According to Stevens (1946), these four types of scales are distinguishable in terms of whether or not they possess each of three different measurement properties: (a) magnitude (that is, whether or not the numbers assigned to observations reflect varying amounts of the underlying variable being measured); (b) equal intervals (that is, whether or not the numerical differences between any two consecutive numbers on the measurement scale reflect equal differences in the amounts of the underlying variable being measured); and (c) an absolute-zero point (that is, whether or not there is an actual value on the measurement scale that truly reflects the complete absence of the underlying variable being measured).
1. Nominal (also known as “categorical”) measurement scales reflect the crudest form of qualitative measurement and involve using numbers simply to label, classify, or categorize observations of differing types. (The word “nominal” comes from the Latin noun nomen, which means “name.”) With a nominal scale, you cannot interpret the numbers assigned to observations as anything more than the names or labels for the things you are categorizing. Thus, nominal measurement scales have neither magnitude, equal intervals, nor an absolute zero-point.

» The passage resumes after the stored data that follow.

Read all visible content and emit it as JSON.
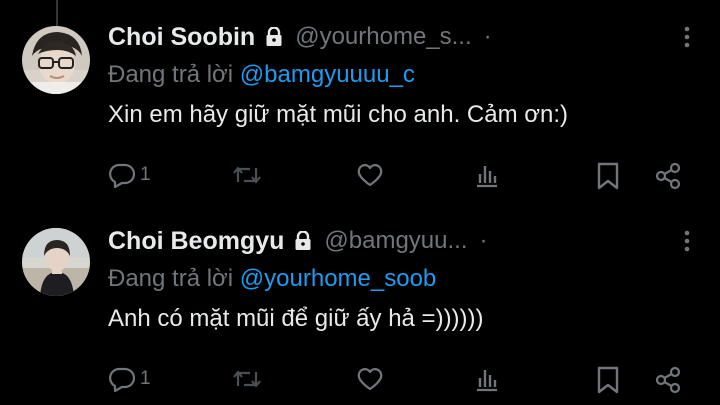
{
  "tweets": [
    {
      "display_name": "Choi Soobin",
      "handle": "@yourhome_s...",
      "separator": "·",
      "reply_prefix": "Đang trả lời",
      "reply_to": "@bamgyuuuu_c",
      "text": "Xin em hãy giữ mặt mũi cho anh. Cảm ơn:)",
      "reply_count": "1",
      "icons": [
        "lock-icon",
        "more-icon",
        "reply-icon",
        "retweet-icon",
        "like-icon",
        "views-icon",
        "bookmark-icon",
        "share-icon"
      ]
    },
    {
      "display_name": "Choi Beomgyu",
      "handle": "@bamgyuu...",
      "separator": "·",
      "reply_prefix": "Đang trả lời",
      "reply_to": "@yourhome_soob",
      "text": "Anh có mặt mũi để giữ ấy hả =))))))",
      "reply_count": "1",
      "icons": [
        "lock-icon",
        "more-icon",
        "reply-icon",
        "retweet-icon",
        "like-icon",
        "views-icon",
        "bookmark-icon",
        "share-icon"
      ]
    }
  ],
  "colors": {
    "background": "#000000",
    "primary_text": "#e7e9ea",
    "secondary_text": "#71767b",
    "mention": "#1d9bf0",
    "thread_line": "#333639"
  }
}
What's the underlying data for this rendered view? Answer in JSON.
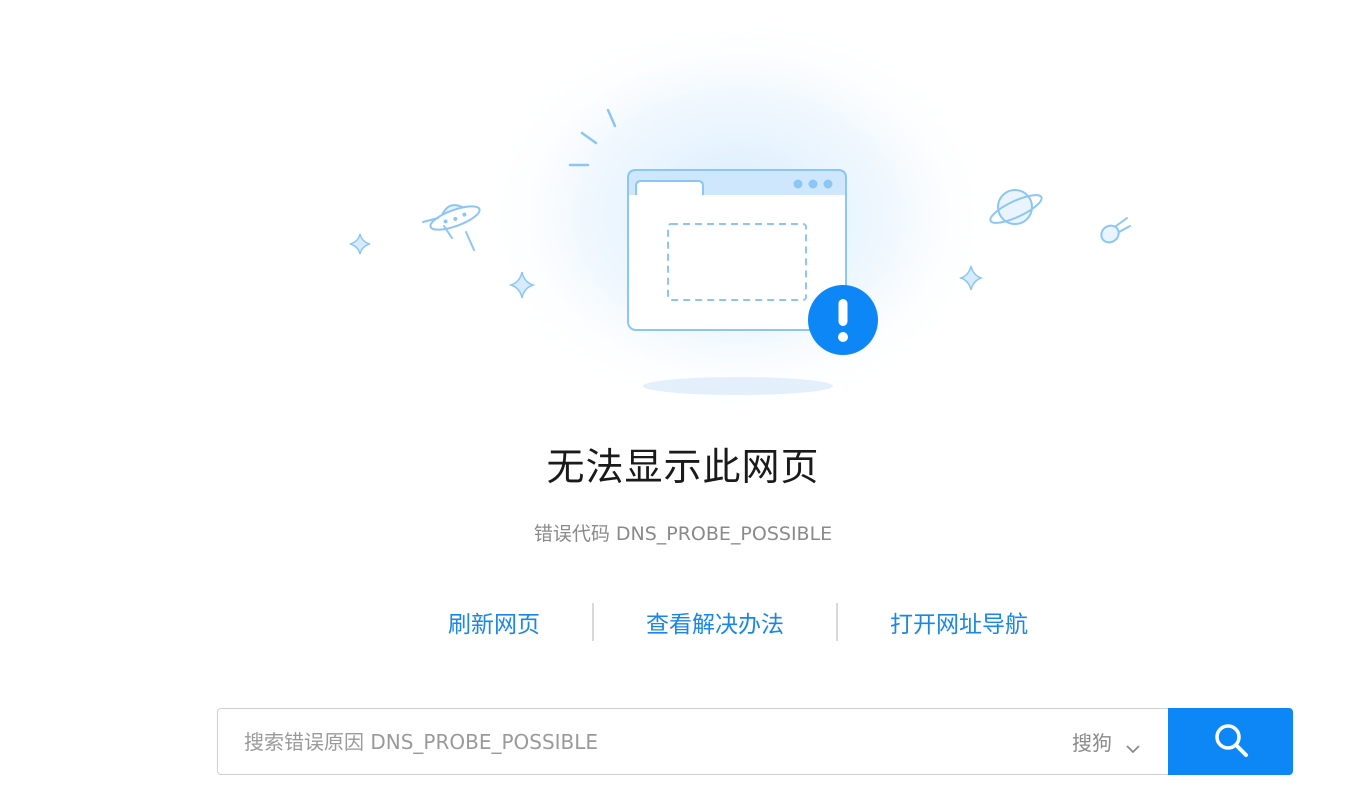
{
  "page": {
    "title": "无法显示此网页",
    "error_code": "错误代码 DNS_PROBE_POSSIBLE"
  },
  "actions": [
    {
      "label": "刷新网页"
    },
    {
      "label": "查看解决办法"
    },
    {
      "label": "打开网址导航"
    }
  ],
  "search": {
    "placeholder": "搜索错误原因 DNS_PROBE_POSSIBLE",
    "value": "",
    "engine": "搜狗"
  },
  "icons": {
    "hero": "browser-window-error-icon",
    "alert": "exclamation-icon",
    "ufo": "ufo-icon",
    "planet": "planet-icon",
    "comet": "comet-icon",
    "sparkle": "sparkle-icon",
    "search": "search-icon",
    "dropdown": "chevron-down-icon"
  },
  "colors": {
    "accent": "#0d87f5",
    "link": "#1a87e6",
    "illustration_stroke": "#8cc6f5",
    "illustration_fill": "#dceefd"
  }
}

As an illustration of a nominal measure of musical preference, for example, we might ask people to indicate their favorite style of music, and then keep track of their responses by coding them as follows: 1 = pop, 2 = rock, 3 = hip-hop, 4 = jazz, 5 = classical, 6 = country, 7 = heavy metal, 8 = gospel, 9 = R & B, 10 = punk, or 11 = other. Notice here that the numbers assigned to the different types of music lack magnitude—that is, they do not represent higher or lower amounts of an underlying characteristic, but simply reflect differences in type (or quality) rather than differences in degree (or quantity). Also, the numbers do not have equal intervals—for example, the difference between “rock” (2) and “pop” (1) [or, 2 – 1 = 1] is not in any meaningful way equivalent to the difference between, say, “country” (6) and “classical” (5) [or, 6 – 5 = 1]. Nor does this way of measuring musical preference provide an observable value that reflects the complete absence of a preference for any style of music.
2. Ordinal (also known as “ordered categorical”) measurement scales also use numbers to classify observations into categories, but the order of these numbers is meaningful in the sense that we can use them to rank observations in terms of the amount of the underlying characteristic. However, even though the numbers used in ordinal scales reflect relatively more or less of the underlying variable, they do not indicate how much more or how much less. Nor do ordinal scales include a value on the scale that reflects the total absence of the variable being measured. Thus, ordinal measurement scales possess magnitude, but they lack equal intervals and an absolute zero-point.
As an illustration of an ordinal measure of musical preference, for example, we might ask people to rank order a list of 10 different styles of music (pop, rock, hip-hop, jazz, classical, country, heavy metal, gospel, R & B, and punk), from their most favorite (1) to least favorite (10) musical style. Notice here that the numbers assigned to the different types of music reflect strength or magnitude of preference for each musical style—that is, lower numbers represent greater preference. However, the numbers do not have equal intervals—for example, the difference between a person’s preferences for their #1 and #2 ranked styles of music may well be much greater than the difference between their preference for their #9 and #10 ranked styles of music. Nor does this ordinal way of measuring musical preference provide an observable ranked value that reflects the complete absence of a preference for any style of music whatsoever.
3. Interval measurement scales use numbers that reflect the magnitude of the underlying variable the scale assesses. In addition, the numerical differences between any two consecutive numbers on the measurement scale reflect equal differences in the amounts of the underlying variable. However, interval scale measures do not provide an observable value that reflects the complete absence of the measured characteristic.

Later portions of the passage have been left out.